I feel like if there was a theme to our third week of traveling fulltime it would be “real life has begun.” I remember when Scott and I first got married, there was a point where I realized that this was the rest of my life. It wasn’t a negative realization; just more of a slap across my head that I was going to spend the rest of my life making decisions with another person. We were going to decide what to eat, where to shop, where to live, how much to spend, and so on. It was no longer a me thing; everything was now a we thing. In other words, the honeymoon was over and real life had begun.

This week in the camper has been just like that. I knew we weren’t signing up for a lifelong vacation, but this week has been my slap across the back of the head Gibbs style that this certainly is not a vacation. We’ve had a gray water tank leak (think overwhelming portapotty smell coming from under our camper), a roof leak, a propane tank run out (no hot shower for me), a baby on a nap strike, fire ant and mosquito bites covering my body, hit and miss internet, and a campground dryer that only wants to dry part of a load…. And that just covered two days of the last week.

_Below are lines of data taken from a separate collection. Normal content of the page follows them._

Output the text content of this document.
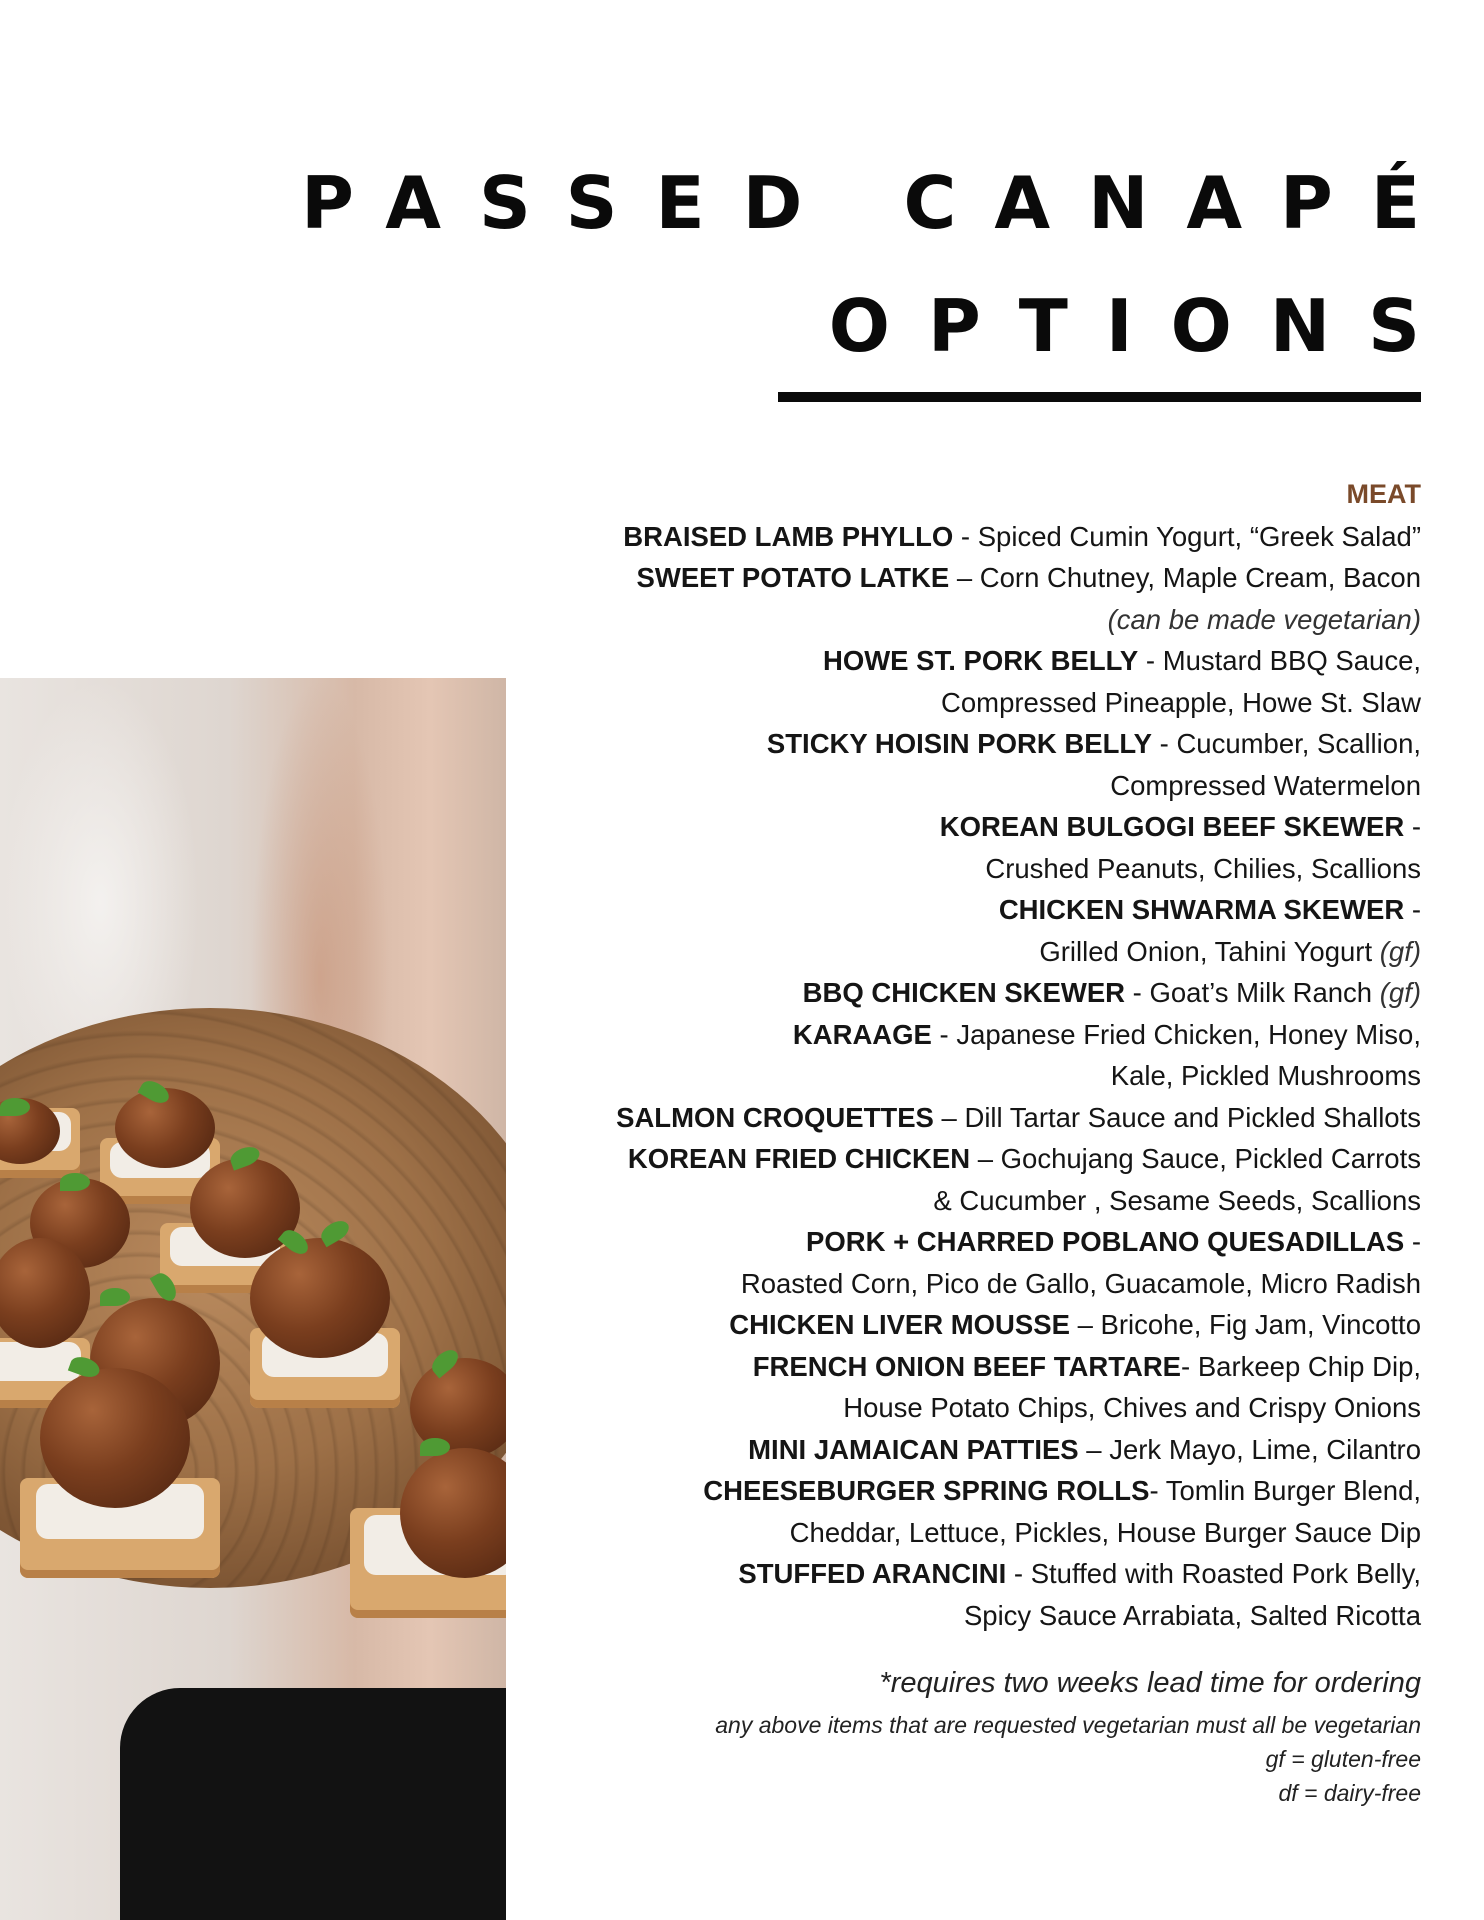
PASSED CANAPÉ
OPTIONS
MEAT
BRAISED LAMB PHYLLO - Spiced Cumin Yogurt, “Greek Salad”
SWEET POTATO LATKE – Corn Chutney, Maple Cream, Bacon
(can be made vegetarian)
HOWE ST. PORK BELLY - Mustard BBQ Sauce,
Compressed Pineapple, Howe St. Slaw
STICKY HOISIN PORK BELLY - Cucumber, Scallion,
Compressed Watermelon
KOREAN BULGOGI BEEF SKEWER -
Crushed Peanuts, Chilies, Scallions
CHICKEN SHWARMA SKEWER -
Grilled Onion, Tahini Yogurt (gf)
BBQ CHICKEN SKEWER - Goat’s Milk Ranch (gf)
KARAAGE - Japanese Fried Chicken, Honey Miso,
Kale, Pickled Mushrooms
SALMON CROQUETTES – Dill Tartar Sauce and Pickled Shallots
KOREAN FRIED CHICKEN – Gochujang Sauce, Pickled Carrots
& Cucumber , Sesame Seeds, Scallions
PORK + CHARRED POBLANO QUESADILLAS -
Roasted Corn, Pico de Gallo, Guacamole, Micro Radish
CHICKEN LIVER MOUSSE – Bricohe, Fig Jam, Vincotto
FRENCH ONION BEEF TARTARE- Barkeep Chip Dip,
House Potato Chips, Chives and Crispy Onions
MINI JAMAICAN PATTIES – Jerk Mayo, Lime, Cilantro
CHEESEBURGER SPRING ROLLS- Tomlin Burger Blend,
Cheddar, Lettuce, Pickles, House Burger Sauce Dip
STUFFED ARANCINI - Stuffed with Roasted Pork Belly,
Spicy Sauce Arrabiata, Salted Ricotta
*requires two weeks lead time for ordering
any above items that are requested vegetarian must all be vegetarian
gf = gluten-free
df = dairy-free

To say we have been adjusting to life in our new home is an understatement. We had been living in a small house in Tulsa, spending most of our day in just half of it, so we really thought that our adjustment to life in the camper would not be that big of a deal. In terms of space, it really hasn’t been. But I had underestimated the other things that would need to change as well- no yard, no neighborhood to walk around, no stores to walk to, no washer and dryer to use for free whenever I needed (small children are not clean individuals by definition).

And then there is the whole adjustment to keeping the camper working. After our grey water tank leak, we have tried to be extra careful to not let our galley (kitchen) tank get too full. Scott was rushing out the door one morning to help gut a flooded home when I realized the tank was going to need to be emptied. Being the *ahem* determined woman that I am, I quickly asked for directions how to empty it. No matter that I have never seen anyone empty a camper tank before nor did I even know where they were located other than underneath. Surely I could do it, right? Wrong… I couldn’t even find them.

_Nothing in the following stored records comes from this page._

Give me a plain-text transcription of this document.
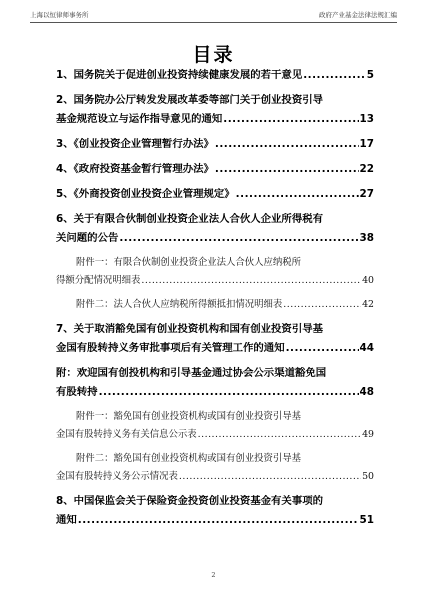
上海以恒律师事务所	政府产业基金法律法规汇编
目录
1、国务院关于促进创业投资持续健康发展的若干意见 .....	5
2、国务院办公厅转发发展改革委等部门关于创业投资引导
基金规范设立与运作指导意见的通知 .....	13
3、《创业投资企业管理暂行办法》 .....	17
4、《政府投资基金暂行管理办法》 .....	22
5、《外商投资创业投资企业管理规定》 .....	27
6、关于有限合伙制创业投资企业法人合伙人企业所得税有
关问题的公告 .....	38
附件一：有限合伙制创业投资企业法人合伙人应纳税所
得额分配情况明细表 .....	40
附件二：法人合伙人应纳税所得额抵扣情况明细表 .....	42
7、关于取消豁免国有创业投资机构和国有创业投资引导基
金国有股转持义务审批事项后有关管理工作的通知 .....	44
附：欢迎国有创投机构和引导基金通过协会公示渠道豁免国
有股转持 .....	48
附件一：豁免国有创业投资机构或国有创业投资引导基
金国有股转持义务有关信息公示表 .....	49
附件二：豁免国有创业投资机构或国有创业投资引导基
金国有股转持义务公示情况表 .....	50
8、中国保监会关于保险资金投资创业投资基金有关事项的
通知 .....	51
2
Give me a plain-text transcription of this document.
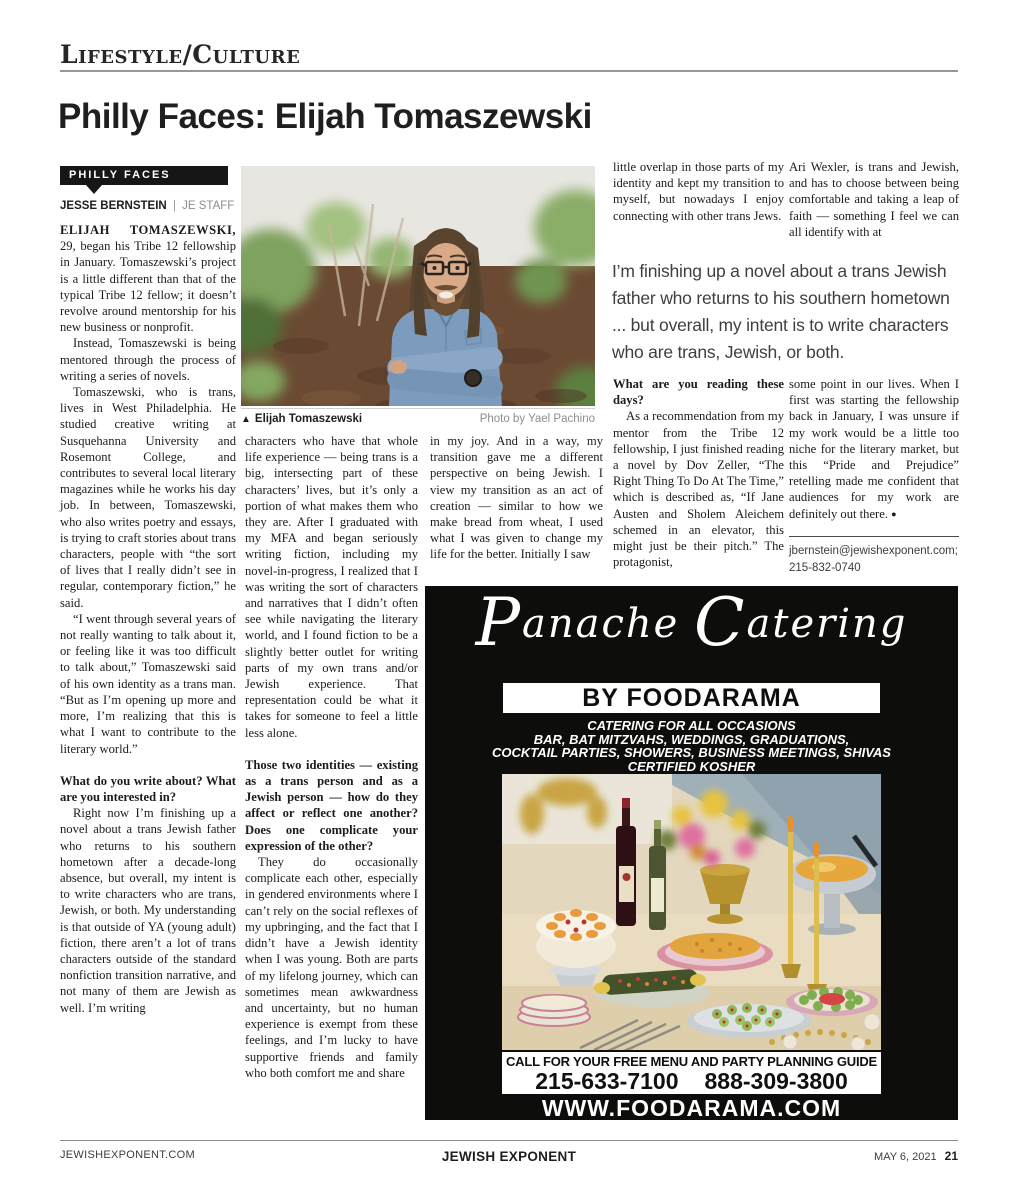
Lifestyle/Culture
Philly Faces: Elijah Tomaszewski
PHILLY FACES
JESSE BERNSTEIN | JE STAFF

ELIJAH TOMASZEWSKI, 29, began his Tribe 12 fellowship in January. Tomaszewski’s project is a little different than that of the typical Tribe 12 fellow; it doesn’t revolve around mentorship for his new business or nonprofit.

Instead, Tomaszewski is being mentored through the process of writing a series of novels.

Tomaszewski, who is trans, lives in West Philadelphia. He studied creative writing at Susquehanna University and Rosemont College, and contributes to several local literary magazines while he works his day job. In between, Tomaszewski, who also writes poetry and essays, is trying to craft stories about trans characters, people with “the sort of lives that I really didn’t see in regular, contemporary fiction,” he said.

“I went through several years of not really wanting to talk about it, or feeling like it was too difficult to talk about,” Tomaszewski said of his own identity as a trans man. “But as I’m opening up more and more, I’m realizing that this is what I want to contribute to the literary world.”

What do you write about? What are you interested in?

Right now I’m finishing up a novel about a trans Jewish father who returns to his southern hometown after a decade-long absence, but overall, my intent is to write characters who are trans, Jewish, or both. My understanding is that outside of YA (young adult) fiction, there aren’t a lot of trans characters outside of the standard nonfiction transition narrative, and not many of them are Jewish as well. I’m writing

▲ Elijah Tomaszewski	Photo by Yael Pachino

characters who have that whole life experience — being trans is a big, intersecting part of these characters’ lives, but it’s only a portion of what makes them who they are. After I graduated with my MFA and began seriously writing fiction, including my novel-in-progress, I realized that I was writing the sort of characters and narratives that I didn’t often see while navigating the literary world, and I found fiction to be a slightly better outlet for writing parts of my own trans and/or Jewish experience. That representation could be what it takes for someone to feel a little less alone.

Those two identities — existing as a trans person and as a Jewish person — how do they affect or reflect one another? Does one complicate your expression of the other?

They do occasionally complicate each other, especially in gendered environments where I can’t rely on the social reflexes of my upbringing, and the fact that I didn’t have a Jewish identity when I was young. Both are parts of my lifelong journey, which can sometimes mean awkwardness and uncertainty, but no human experience is exempt from these feelings, and I’m lucky to have supportive friends and family who both comfort me and share

in my joy. And in a way, my transition gave me a different perspective on being Jewish. I view my transition as an act of creation — similar to how we make bread from wheat, I used what I was given to change my life for the better. Initially I saw

little overlap in those parts of my identity and kept my transition to myself, but nowadays I enjoy connecting with other trans Jews.

Ari Wexler, is trans and Jewish, and has to choose between being comfortable and taking a leap of faith — something I feel we can all identify with at

I’m finishing up a novel about a trans Jewish father who returns to his southern hometown ... but overall, my intent is to write characters who are trans, Jewish, or both.

What are you reading these days?

As a recommendation from my mentor from the Tribe 12 fellowship, I just finished reading a novel by Dov Zeller, “The Right Thing To Do At The Time,” which is described as, “If Jane Austen and Sholem Aleichem schemed in an elevator, this might just be their pitch.” The protagonist,

some point in our lives. When I first was starting the fellowship back in January, I was unsure if my work would be a little too niche for the literary market, but this “Pride and Prejudice” retelling made me confident that audiences for my work are definitely out there. ●

jbernstein@jewishexponent.com;
215-832-0740
Panache Catering
BY FOODARAMA
CATERING FOR ALL OCCASIONS
BAR, BAT MITZVAHS, WEDDINGS, GRADUATIONS,
COCKTAIL PARTIES, SHOWERS, BUSINESS MEETINGS, SHIVAS
CERTIFIED KOSHER
CALL FOR YOUR FREE MENU AND PARTY PLANNING GUIDE
215-633-7100 888-309-3800
WWW.FOODARAMA.COM
JEWISHEXPONENT.COM	JEWISH EXPONENT	MAY 6, 2021 21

Through all of the ups and many downs of the last week, I will take it as a good sign that I have never once reconsidered our decision to be a fulltime family. I might have had a few “what have we gotten ourselves into” moments. There might even have been a reference to the movie Money Pit at one point. But there is always a peace in the midst of the storm when you know you are following God’s will. In the middle of life’s craziness, there is always that still, small voice inside that reminds me, “Keep going. You can do this.” So this week I will choose to rest in that reassurance.